I first learned that Microsoft had approached a Flickr user to supply some of the standard wallpaper images included with Vista a while ago, but that little nugget of info has re-appeared today on Ars.Technica. I think it’s worth linking to the Flickr photoset from which MS bought two of the images that you can find in every copy of Vista. There’s also a good interview with the lucky (and talented) photographer who’s work will end up of bazillions of PCs world wide, here, which tells the full story.

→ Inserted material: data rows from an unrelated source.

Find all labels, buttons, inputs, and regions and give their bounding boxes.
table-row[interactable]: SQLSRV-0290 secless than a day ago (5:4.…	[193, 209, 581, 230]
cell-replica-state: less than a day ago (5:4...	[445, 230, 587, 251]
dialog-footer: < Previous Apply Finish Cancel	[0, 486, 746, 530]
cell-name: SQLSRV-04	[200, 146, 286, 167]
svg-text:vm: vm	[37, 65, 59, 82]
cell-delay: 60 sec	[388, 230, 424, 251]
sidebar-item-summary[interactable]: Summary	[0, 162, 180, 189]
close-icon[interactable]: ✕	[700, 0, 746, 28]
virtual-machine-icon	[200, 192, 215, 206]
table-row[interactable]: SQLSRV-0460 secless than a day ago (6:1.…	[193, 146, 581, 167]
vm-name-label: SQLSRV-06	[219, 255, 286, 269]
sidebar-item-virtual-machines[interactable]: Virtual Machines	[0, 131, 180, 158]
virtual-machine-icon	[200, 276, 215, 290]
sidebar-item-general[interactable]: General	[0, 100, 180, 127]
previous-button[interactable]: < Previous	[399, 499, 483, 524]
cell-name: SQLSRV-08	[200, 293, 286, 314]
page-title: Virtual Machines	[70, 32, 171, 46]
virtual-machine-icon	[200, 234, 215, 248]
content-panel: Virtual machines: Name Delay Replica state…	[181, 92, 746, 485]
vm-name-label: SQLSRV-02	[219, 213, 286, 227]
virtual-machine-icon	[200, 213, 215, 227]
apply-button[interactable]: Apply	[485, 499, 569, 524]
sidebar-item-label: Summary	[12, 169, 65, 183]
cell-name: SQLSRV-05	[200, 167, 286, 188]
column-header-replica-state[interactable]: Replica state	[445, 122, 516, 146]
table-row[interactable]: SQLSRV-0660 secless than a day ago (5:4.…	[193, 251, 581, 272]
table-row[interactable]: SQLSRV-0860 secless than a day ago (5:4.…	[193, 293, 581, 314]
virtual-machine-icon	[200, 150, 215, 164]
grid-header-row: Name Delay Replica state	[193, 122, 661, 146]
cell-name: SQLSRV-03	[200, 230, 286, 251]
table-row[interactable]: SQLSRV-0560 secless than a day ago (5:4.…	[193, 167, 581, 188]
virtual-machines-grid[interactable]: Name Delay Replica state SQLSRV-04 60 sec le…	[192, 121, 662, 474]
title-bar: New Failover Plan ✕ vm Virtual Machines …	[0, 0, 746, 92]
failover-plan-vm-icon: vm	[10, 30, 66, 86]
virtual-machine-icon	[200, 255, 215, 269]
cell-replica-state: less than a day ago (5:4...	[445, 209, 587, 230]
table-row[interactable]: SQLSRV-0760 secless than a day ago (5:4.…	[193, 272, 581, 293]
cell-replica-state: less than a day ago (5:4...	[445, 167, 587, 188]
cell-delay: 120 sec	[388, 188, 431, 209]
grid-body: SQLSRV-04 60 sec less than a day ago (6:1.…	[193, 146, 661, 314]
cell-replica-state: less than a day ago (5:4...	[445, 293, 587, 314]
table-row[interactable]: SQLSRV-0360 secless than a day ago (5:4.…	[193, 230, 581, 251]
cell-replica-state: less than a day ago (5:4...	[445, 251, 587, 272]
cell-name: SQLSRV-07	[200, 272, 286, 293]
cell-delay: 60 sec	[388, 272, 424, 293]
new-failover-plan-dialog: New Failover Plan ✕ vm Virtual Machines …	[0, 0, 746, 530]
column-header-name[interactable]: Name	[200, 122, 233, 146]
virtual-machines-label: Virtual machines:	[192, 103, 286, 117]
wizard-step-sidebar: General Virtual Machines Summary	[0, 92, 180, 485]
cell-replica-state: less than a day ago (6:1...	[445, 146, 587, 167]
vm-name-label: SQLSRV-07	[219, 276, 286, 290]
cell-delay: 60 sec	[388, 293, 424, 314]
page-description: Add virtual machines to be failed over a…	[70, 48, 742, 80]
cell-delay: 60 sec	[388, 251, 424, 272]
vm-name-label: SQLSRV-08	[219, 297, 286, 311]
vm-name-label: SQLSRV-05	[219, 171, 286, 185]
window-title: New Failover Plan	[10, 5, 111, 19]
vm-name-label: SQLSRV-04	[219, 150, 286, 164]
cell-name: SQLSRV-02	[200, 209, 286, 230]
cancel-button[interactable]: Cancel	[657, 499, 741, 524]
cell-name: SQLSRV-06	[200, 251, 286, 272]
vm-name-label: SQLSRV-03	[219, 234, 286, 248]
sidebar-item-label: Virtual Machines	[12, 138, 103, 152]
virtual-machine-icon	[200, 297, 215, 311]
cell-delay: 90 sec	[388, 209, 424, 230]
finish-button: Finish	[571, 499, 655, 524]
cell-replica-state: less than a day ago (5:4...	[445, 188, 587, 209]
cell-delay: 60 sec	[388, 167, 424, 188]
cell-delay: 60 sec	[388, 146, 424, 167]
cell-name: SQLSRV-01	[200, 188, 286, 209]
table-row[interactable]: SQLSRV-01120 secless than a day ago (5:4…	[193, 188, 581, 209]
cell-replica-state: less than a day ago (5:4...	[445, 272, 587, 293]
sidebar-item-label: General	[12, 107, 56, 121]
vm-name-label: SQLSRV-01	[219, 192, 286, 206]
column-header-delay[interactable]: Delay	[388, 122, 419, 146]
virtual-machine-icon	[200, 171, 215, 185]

Coincidentally, backgrounds was something I was wrestling with last night. I’ve just put together a PC for a computer-less friend, and once I’d finished downloading the basics (FireFox, Avast, Picasa etc) I started wondering what image to use as the wallpaper. Not wanting to hide my light under a bushel, I had a look through the mathematically generated set of my 100 most “interesting” pics on Flickr and I couldn’t actually find anything I was happy to use there: they all seemed a bit too…. aggressive. Going back to the Flickr pics MS used, I can see they do all have a very particular “wallpapery” quality to them: calm, despite the
fact there’s lots of highly-saturated colour, and subject matter that
is definitely natural but that still has very other-worldly feel to it. A dreaminess, I think. Anyone else got any other suggestions about what makes a good wallpaper? (No prizes for the first person to say scantily dressed babes…;)

(In the end, for my friend’s PC, I opted for the nice sunny shot above.)